TAMPA — In a city that often grapples with gridlock during rush hour, construction crews are busily narrowing four-lane Palm Avenue, a main thoroughfare connecting Ybor City to the neighborhoods along the Hillsborough River.

Workers are creating grassy medians and adding left turn lanes, bike lanes and mid-block pedestrian crosswalks along Palm from Nebraska Avenue to Tampa Street.

In a separate project expected to begin this month, workers will add on-street parking, crosswalks and bike lanes on Palm between Tampa Street and North Boulevard and install roundabouts at the intersections of Highland and North Boulevard.

The redesign of Palm is an attempt to even the playing field in the tug-of-war between motorists and their slower fellow travelers: pedestrians and bicyclists. It's one of a number of streets around downtown Tampa undergoing a makeover to slow traffic and make the roads safer for walking and bicycling, a process called "road diets.''

Work started this week on another "road diet'' project at Channelside Drive and Morgan Street, within the waterfront district that is being developed by Tampa Bay Lightning owner Jeff Vinik and partner Cascade Investment.

"We're not trying to congest or slow down the traffic to where it's bumper to bumper,'' said Jean Duncan, director of Tampa's Transportation and Stormwater Services Department. Rather, she said, the road designers' aim is to keep cars from exceeding the 30 mph speed limit.

Though Duncan said there has been some positive feedback on the Palm Avenue work, the first three people stopped in the neighborhood and interviewed all gave it a thumbs down.

"They block up the street. It's just a mess,'' said Majid Shabazz, out for his morning walk along Palm Avenue.''

Westbound cars stack up especially at Tampa Street, he said, adding that a left turn signal is needed.

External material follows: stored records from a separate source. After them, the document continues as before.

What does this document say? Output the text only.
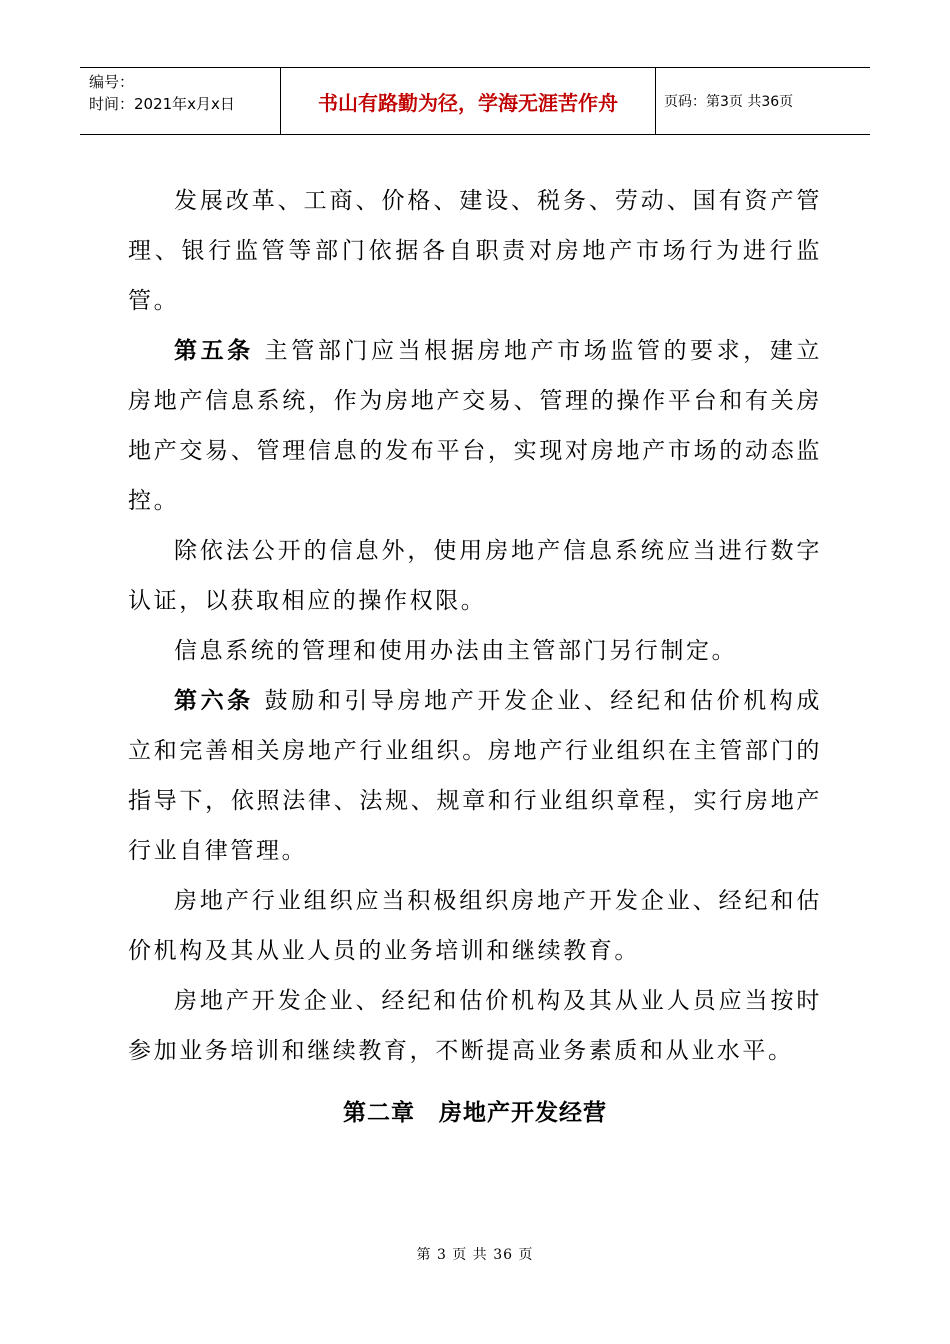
编号：
时间：2021年x月x日	书山有路勤为径，学海无涯苦作舟	页码：第3页 共36页

发展改革、工商、价格、建设、税务、劳动、国有资产管理、银行监管等部门依据各自职责对房地产市场行为进行监管。

第五条 主管部门应当根据房地产市场监管的要求，建立房地产信息系统，作为房地产交易、管理的操作平台和有关房地产交易、管理信息的发布平台，实现对房地产市场的动态监控。

除依法公开的信息外，使用房地产信息系统应当进行数字认证，以获取相应的操作权限。

信息系统的管理和使用办法由主管部门另行制定。

第六条 鼓励和引导房地产开发企业、经纪和估价机构成立和完善相关房地产行业组织。房地产行业组织在主管部门的指导下，依照法律、法规、规章和行业组织章程，实行房地产行业自律管理。

房地产行业组织应当积极组织房地产开发企业、经纪和估价机构及其从业人员的业务培训和继续教育。

房地产开发企业、经纪和估价机构及其从业人员应当按时参加业务培训和继续教育，不断提高业务素质和从业水平。

第二章　房地产开发经营

第 3 页 共 36 页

As it is now, the cars waiting to turn left block the line of cars wanting to go straight, he said.

Brad Matthews, who lives in Longwood but grew up in the neighborhood, said he doesn't understand why the city is narrowing the road. Once the river area is fully developed and those residents want to go back and forth to Ybor City, "it's basically going to be a traffic nightmare,'' he said.

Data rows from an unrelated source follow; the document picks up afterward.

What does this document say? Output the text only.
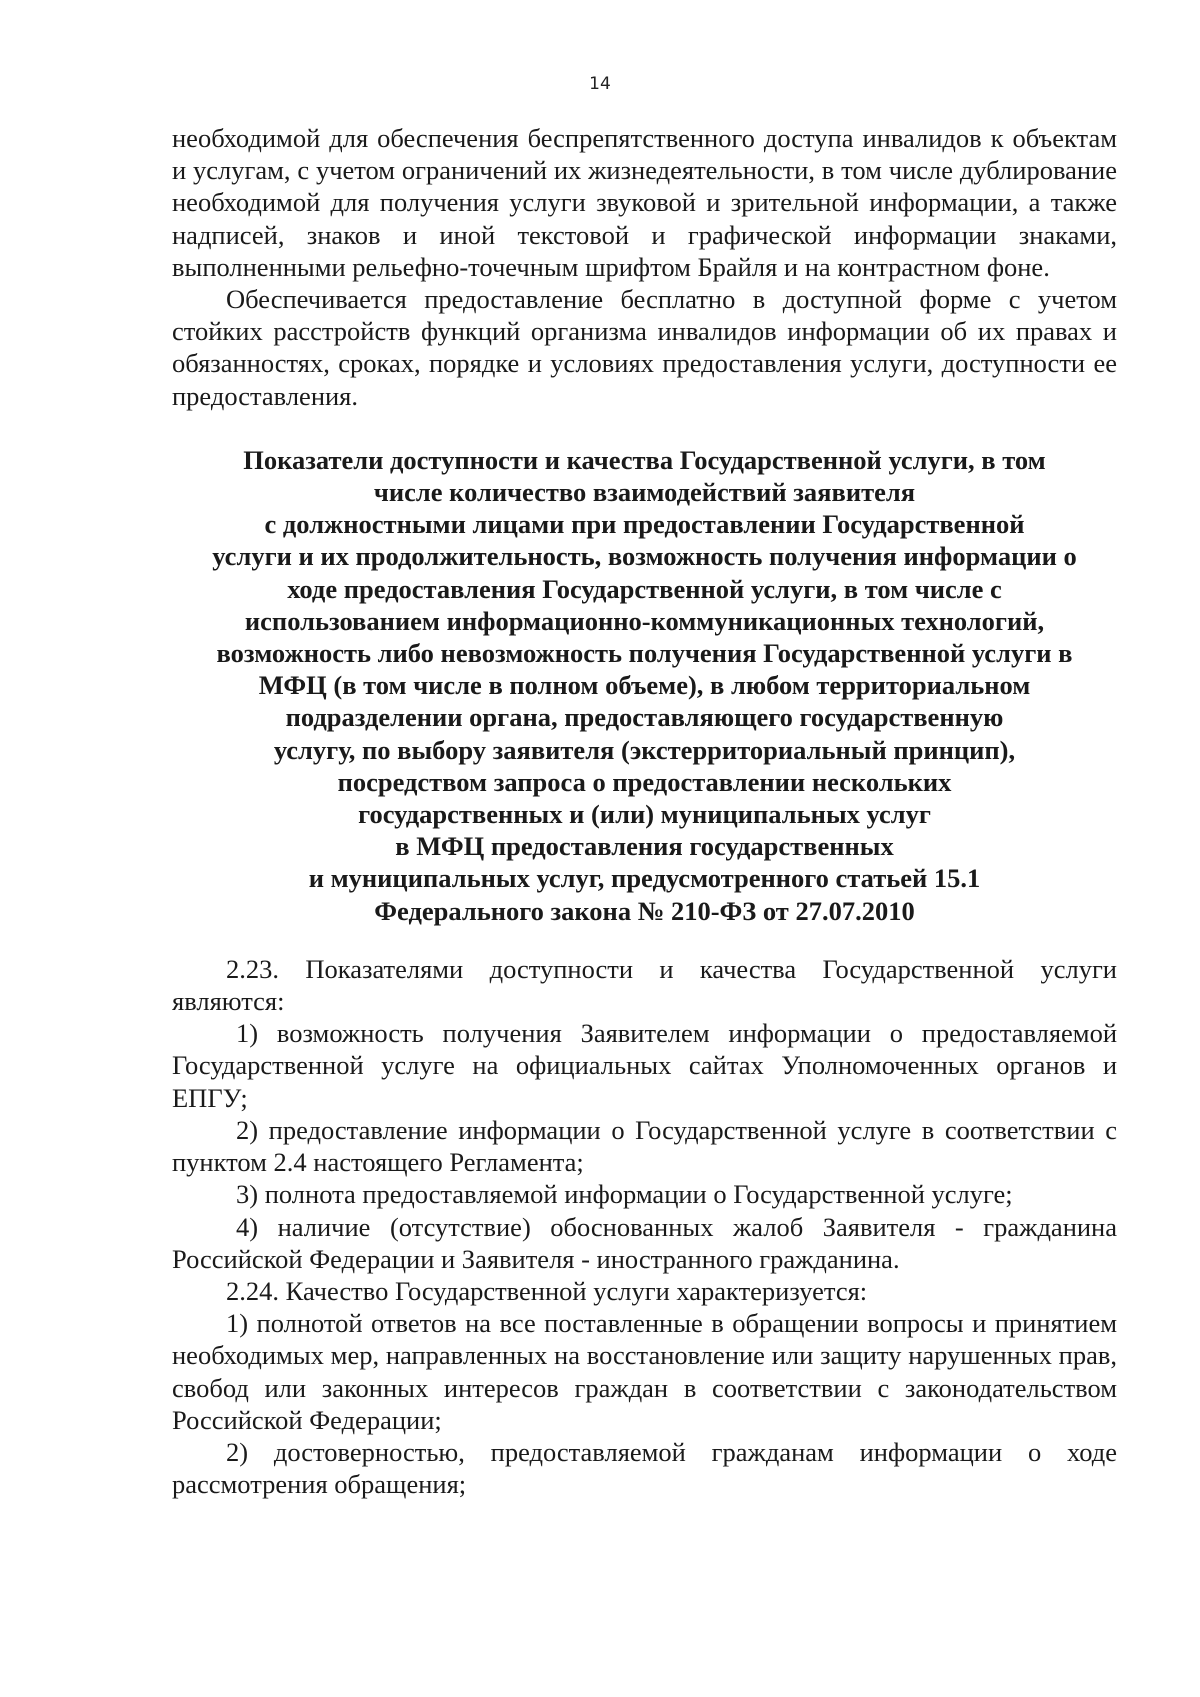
14

необходимой для обеспечения беспрепятственного доступа инвалидов к объектам и услугам, с учетом ограничений их жизнедеятельности, в том числе дублирование необходимой для получения услуги звуковой и зрительной информации, а также надписей, знаков и иной текстовой и графической информации знаками, выполненными рельефно-точечным шрифтом Брайля и на контрастном фоне.

Обеспечивается предоставление бесплатно в доступной форме с учетом стойких расстройств функций организма инвалидов информации об их правах и обязанностях, сроках, порядке и условиях предоставления услуги, доступности ее предоставления.

Показатели доступности и качества Государственной услуги, в том
числе количество взаимодействий заявителя
с должностными лицами при предоставлении Государственной
услуги и их продолжительность, возможность получения информации о
ходе предоставления Государственной услуги, в том числе с
использованием информационно-коммуникационных технологий,
возможность либо невозможность получения Государственной услуги в
МФЦ (в том числе в полном объеме), в любом территориальном
подразделении органа, предоставляющего государственную
услугу, по выбору заявителя (экстерриториальный принцип),
посредством запроса о предоставлении нескольких
государственных и (или) муниципальных услуг
в МФЦ предоставления государственных
и муниципальных услуг, предусмотренного статьей 15.1
Федерального закона № 210-ФЗ от 27.07.2010

2.23. Показателями доступности и качества Государственной услуги являются:

1) возможность получения Заявителем информации о предоставляемой Государственной услуге на официальных сайтах Уполномоченных органов и ЕПГУ;

2) предоставление информации о Государственной услуге в соответствии с пунктом 2.4 настоящего Регламента;

3) полнота предоставляемой информации о Государственной услуге;

4) наличие (отсутствие) обоснованных жалоб Заявителя - гражданина Российской Федерации и Заявителя - иностранного гражданина.

2.24. Качество Государственной услуги характеризуется:

1) полнотой ответов на все поставленные в обращении вопросы и принятием необходимых мер, направленных на восстановление или защиту нарушенных прав, свобод или законных интересов граждан в соответствии с законодательством Российской Федерации;

2) достоверностью, предоставляемой гражданам информации о ходе рассмотрения обращения;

"When it comes to that point, they're going to have to change it and turn it back into a four-lane.''

Stephanie Gallego, who works at busy Palm Avenue Sandwich Shop, said it takes a lot longer to make the eastbound trek along Palm from Florida Avenue when coming to work in the morning.

"Everybody's going everywhere, and they're all stuck,'' she said.

Told that the purpose was to get cars down to 30 mph, she said, "right now we're under 20 (mph).''

Duncan said the city has plans to improve the intersection at Florida, Franklin and Palm and reset the light signals along Palm to improve the flow. She said the width of the road isn't as important in moving traffic as having the proper signal timing at the intersections.

As to the "road diet,'' research has shown that when motorists see pedestrians, bicyclists and even grassy median strips, they tend to slow down. Drivers see they are now in a residential environment, Duncan said, and become "more cognizant of how they're driving.''

Crews started work on Palm Avenue at the beginning of the year and are expected to finish the job this month. A grant from the Florida Department of Transportation paid for the $700,411 project.

The design stems from two plans, Duncan said: the InVision City Center Plan, which calls for Palm Avenue-like makeovers throughout the downtown area and its nearby neighborhoods; and the Walk/Bike Plan, providing for bike paths and traffic-slowing measures downtown, in the Westshore business district and the University of South Florida area.

Every project the city does has its pros and cons, Duncan said. If it's installing streetlights, some applaud the anti-crime measure while others complain about the lights shining in their bedrooms, she noted.

"We'll never make everyone 100 percent happy.''

If they tried, she said, they wouldn't get anything done.